NEW DELHI: Global health reformer, Professor Ilona Kickbusch discusses the goal of accelerating the development of a vaccine for the coronavirus with an $8 billion fund and the ethics of lockdowns, tracing and tracking those infected, in this conversation with StratNews Global Associate Editor Amitabh P. Revi. With vast experience in the WHO, government and as an academic, also as a health and political science expert, she looks at the geo-political fallout of the U.S. pulling funding from the WHO, Australian proposals for stringent inspector regimes, accountability and the double standards of the global system. As a member of the independent Global Preparedness Monitoring Board, Professor Kickbusch commended it for being broad-based and inclusive, and therefore the appropriate forum for taking such public and international health issues forward.
She highlighted German Chancellor Angela Merkel’s role in becoming the public face of government action against the pandemic and winning the people’s trust (her approval ratings are above 80%). With the lives versus livelihood balance being different in every country, she said it was essential for governments to build public trust. She acknowledged that the pandemic may have sidelined other diseases like Polio, TB and Ebola, but she believes that the health infrastructure built up including trained community workers is an incredible public health resource.

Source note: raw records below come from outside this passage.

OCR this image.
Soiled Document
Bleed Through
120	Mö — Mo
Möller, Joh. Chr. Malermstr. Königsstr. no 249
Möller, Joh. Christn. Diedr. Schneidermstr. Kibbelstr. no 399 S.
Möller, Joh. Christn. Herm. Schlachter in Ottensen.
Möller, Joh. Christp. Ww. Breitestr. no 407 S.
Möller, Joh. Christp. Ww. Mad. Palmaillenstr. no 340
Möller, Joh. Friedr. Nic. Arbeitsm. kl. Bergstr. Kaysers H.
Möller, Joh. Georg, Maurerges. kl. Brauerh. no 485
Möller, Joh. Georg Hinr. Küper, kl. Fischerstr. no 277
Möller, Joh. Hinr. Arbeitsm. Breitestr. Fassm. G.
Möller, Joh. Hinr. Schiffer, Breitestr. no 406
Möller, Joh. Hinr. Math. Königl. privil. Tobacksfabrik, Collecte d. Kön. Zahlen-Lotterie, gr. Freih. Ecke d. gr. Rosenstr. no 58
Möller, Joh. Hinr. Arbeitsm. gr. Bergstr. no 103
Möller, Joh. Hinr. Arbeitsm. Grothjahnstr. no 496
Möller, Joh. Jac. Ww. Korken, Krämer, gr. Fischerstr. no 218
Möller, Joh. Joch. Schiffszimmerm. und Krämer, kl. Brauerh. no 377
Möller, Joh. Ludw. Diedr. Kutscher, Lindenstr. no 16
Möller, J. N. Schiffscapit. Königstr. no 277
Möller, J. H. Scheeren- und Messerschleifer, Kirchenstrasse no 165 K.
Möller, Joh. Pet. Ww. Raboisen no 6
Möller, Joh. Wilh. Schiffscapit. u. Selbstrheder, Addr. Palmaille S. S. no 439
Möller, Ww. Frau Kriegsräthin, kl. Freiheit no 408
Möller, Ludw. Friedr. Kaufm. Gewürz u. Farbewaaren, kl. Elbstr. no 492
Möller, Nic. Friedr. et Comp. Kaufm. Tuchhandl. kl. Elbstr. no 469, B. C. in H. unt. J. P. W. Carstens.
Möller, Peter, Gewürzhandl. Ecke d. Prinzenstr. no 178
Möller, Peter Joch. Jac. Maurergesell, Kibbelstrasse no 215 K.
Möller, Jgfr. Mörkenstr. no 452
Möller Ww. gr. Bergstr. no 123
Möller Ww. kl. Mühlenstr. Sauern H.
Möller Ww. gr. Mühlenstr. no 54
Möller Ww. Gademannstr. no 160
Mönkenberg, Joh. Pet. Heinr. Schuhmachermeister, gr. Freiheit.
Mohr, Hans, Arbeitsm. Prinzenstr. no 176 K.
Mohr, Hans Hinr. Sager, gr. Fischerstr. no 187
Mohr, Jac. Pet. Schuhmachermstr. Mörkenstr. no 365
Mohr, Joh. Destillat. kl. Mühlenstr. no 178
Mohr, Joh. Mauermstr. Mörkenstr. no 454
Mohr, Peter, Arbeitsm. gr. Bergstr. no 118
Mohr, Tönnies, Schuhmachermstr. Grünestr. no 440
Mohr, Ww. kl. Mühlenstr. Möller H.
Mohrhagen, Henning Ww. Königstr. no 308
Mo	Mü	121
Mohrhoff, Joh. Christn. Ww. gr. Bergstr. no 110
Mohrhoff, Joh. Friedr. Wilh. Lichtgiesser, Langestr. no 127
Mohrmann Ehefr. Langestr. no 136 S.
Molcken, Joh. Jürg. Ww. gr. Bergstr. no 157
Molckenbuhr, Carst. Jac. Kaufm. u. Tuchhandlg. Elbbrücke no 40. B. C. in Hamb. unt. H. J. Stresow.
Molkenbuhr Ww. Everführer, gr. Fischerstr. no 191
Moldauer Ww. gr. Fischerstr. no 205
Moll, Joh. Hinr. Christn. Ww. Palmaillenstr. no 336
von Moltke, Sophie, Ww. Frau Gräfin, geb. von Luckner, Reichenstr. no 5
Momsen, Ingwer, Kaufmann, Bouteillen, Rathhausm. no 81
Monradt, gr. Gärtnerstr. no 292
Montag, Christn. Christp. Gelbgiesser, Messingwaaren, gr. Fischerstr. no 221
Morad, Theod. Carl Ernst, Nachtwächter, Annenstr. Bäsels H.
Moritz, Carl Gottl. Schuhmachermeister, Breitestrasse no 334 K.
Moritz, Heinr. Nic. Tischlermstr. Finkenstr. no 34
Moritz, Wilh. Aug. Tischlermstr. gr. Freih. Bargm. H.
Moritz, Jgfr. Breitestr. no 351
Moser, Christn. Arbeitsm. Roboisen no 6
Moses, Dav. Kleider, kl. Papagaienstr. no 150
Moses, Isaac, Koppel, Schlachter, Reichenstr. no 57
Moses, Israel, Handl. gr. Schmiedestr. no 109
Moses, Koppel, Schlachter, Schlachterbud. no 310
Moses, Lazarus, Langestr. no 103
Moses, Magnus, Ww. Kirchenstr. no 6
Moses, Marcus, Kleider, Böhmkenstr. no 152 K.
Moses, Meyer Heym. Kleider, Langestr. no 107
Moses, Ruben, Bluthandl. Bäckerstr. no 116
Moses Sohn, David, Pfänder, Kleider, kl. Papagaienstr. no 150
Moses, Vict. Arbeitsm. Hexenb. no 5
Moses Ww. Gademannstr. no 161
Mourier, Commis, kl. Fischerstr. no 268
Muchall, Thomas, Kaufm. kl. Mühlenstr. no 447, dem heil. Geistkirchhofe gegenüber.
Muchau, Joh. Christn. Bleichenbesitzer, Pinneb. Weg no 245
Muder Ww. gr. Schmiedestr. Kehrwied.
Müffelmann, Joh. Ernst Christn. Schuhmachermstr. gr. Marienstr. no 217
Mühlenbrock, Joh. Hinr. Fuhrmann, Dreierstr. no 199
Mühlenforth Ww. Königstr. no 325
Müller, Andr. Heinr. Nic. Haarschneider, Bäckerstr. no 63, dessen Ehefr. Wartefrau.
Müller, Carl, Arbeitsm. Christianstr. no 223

Professor Ilona Kickbusch advises countries on global health strategies and trains health specialists and diplomats in global health diplomacy. She is a member of the Global Preparedness Monitoring Board (GPMB), an independent monitoring and accountability body to ensure preparedness for global health crises. Professor Kickbusch has had a distinguished career in the WHO, government, and academia. She led the International Health Division at Yale University and has been part of the Health 2020, the European health policy framework and the independent Ebola interim assessment panel of the WHO. Professor Kickbusch has been awarded the Cross of the Order of Merit of the Federal Republic of Germany in recognition of her invaluable contributions to innovation in governance for global health and global health diplomacy. She has a deep India connection, having grown up in Chennai when her father was a diplomat.